Danielle Allyn is a Global Studies major with a second major in Sociology and a minor in Public Policy. Danielle’s studies focus on international politics and social movements in Sub-Saharan Africa, and while at Carolina she has interned with a community-based education organization in Uganda, as part of the Bureau for African Affairs at the U.S. Department of State in Washington D.C., and with the fair-trade sewing cooperative MamAfrica Designs, an initiative established to empower survivors of sexual and gender-based violence in Bukavu, South Kivu, Democratic Republic of the Congo (DRC). Danielle also works domestically as a policy advocate for the DRC through the Washington-based human rights organizations Enough! And STAND. Most recently, Danielle spent two months in eastern DRC researching the impact of United Nations (UN) peacekeeping operations in protecting civilians in Congo’s South Kivu province. You can read about her experience in eastern Congo through her personal blog and a feature published by the Christian Science Monitor.
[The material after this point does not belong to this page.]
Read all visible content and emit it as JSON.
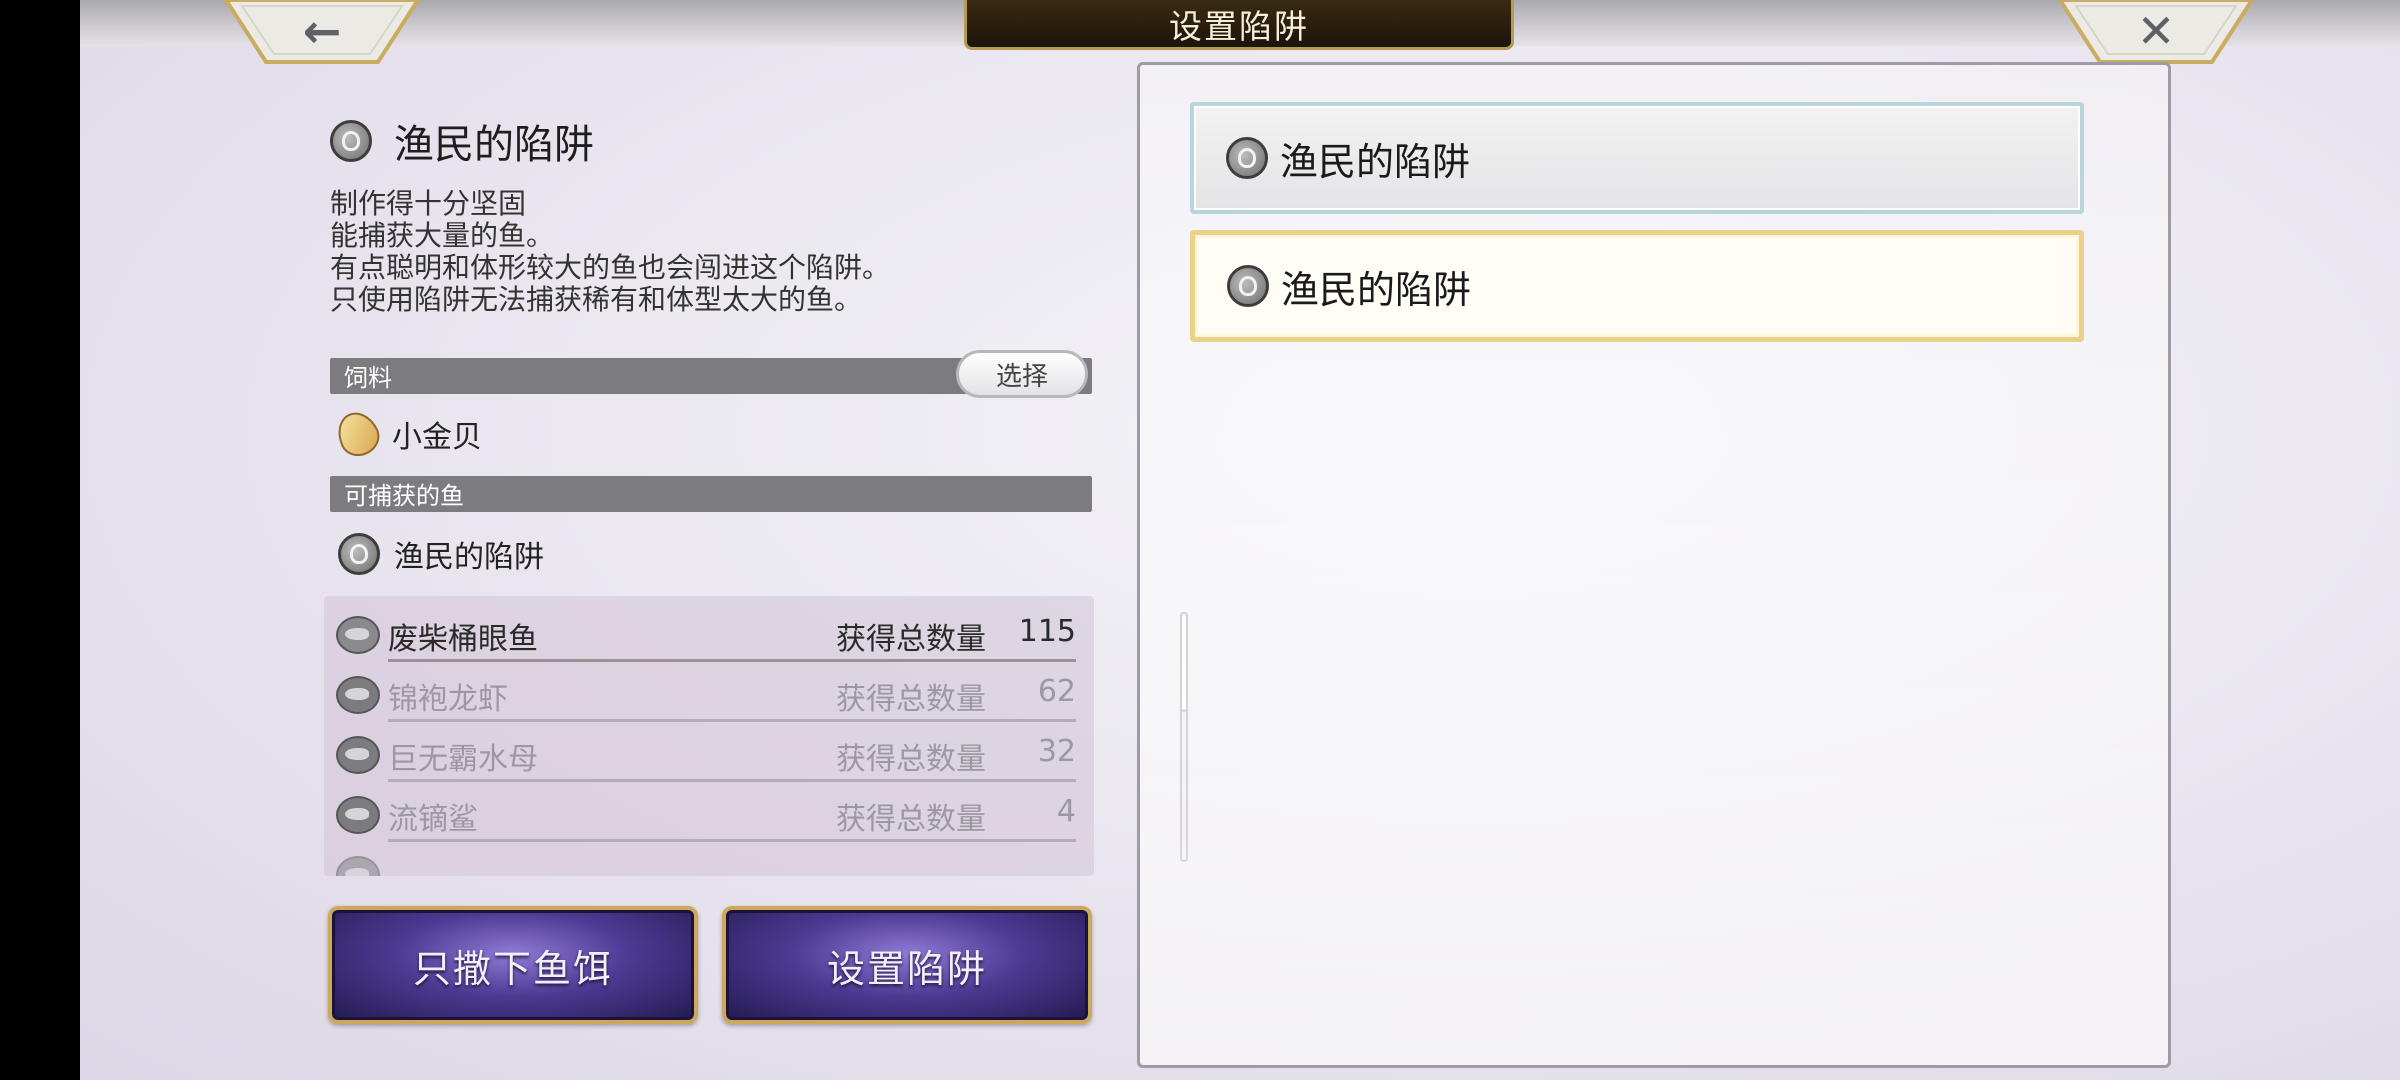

Cristina Bernardo graduated from UNC in 2005 with a bachelor’s in Global Studies and a minor in Business Administration at Kenan-Flagler. She then attended the London School of Economics where she earned her Master’s in 2012 in Political Economy of Late Development. After LSE, she completed the NexGen fellowship in South Africa with Emzingo. Emzingo is a leadership development and social impact firm that brings top graduate students from across the world to do consulting projects with a nonprofit or social entrepreneur in a developing country. Cristina worked with an orphan and vulnerable children center in the heart of Soweto and then with another Emzingo partner, The Zazida Institute of Entrepreneurship. Following her time in South Africa, Cristina traveled to Peru to lead Emzingo’s Peruvian summer fellowship.
Today Cristina is back in the U.S. working as the head of Emzingo’s academic business development. From her experiences, Cristina says, “I really have learned that business and the private sector can have a very large and positive impact on society and poverty reduction. I am glad that my studies at UNC have brought me to where I am today.”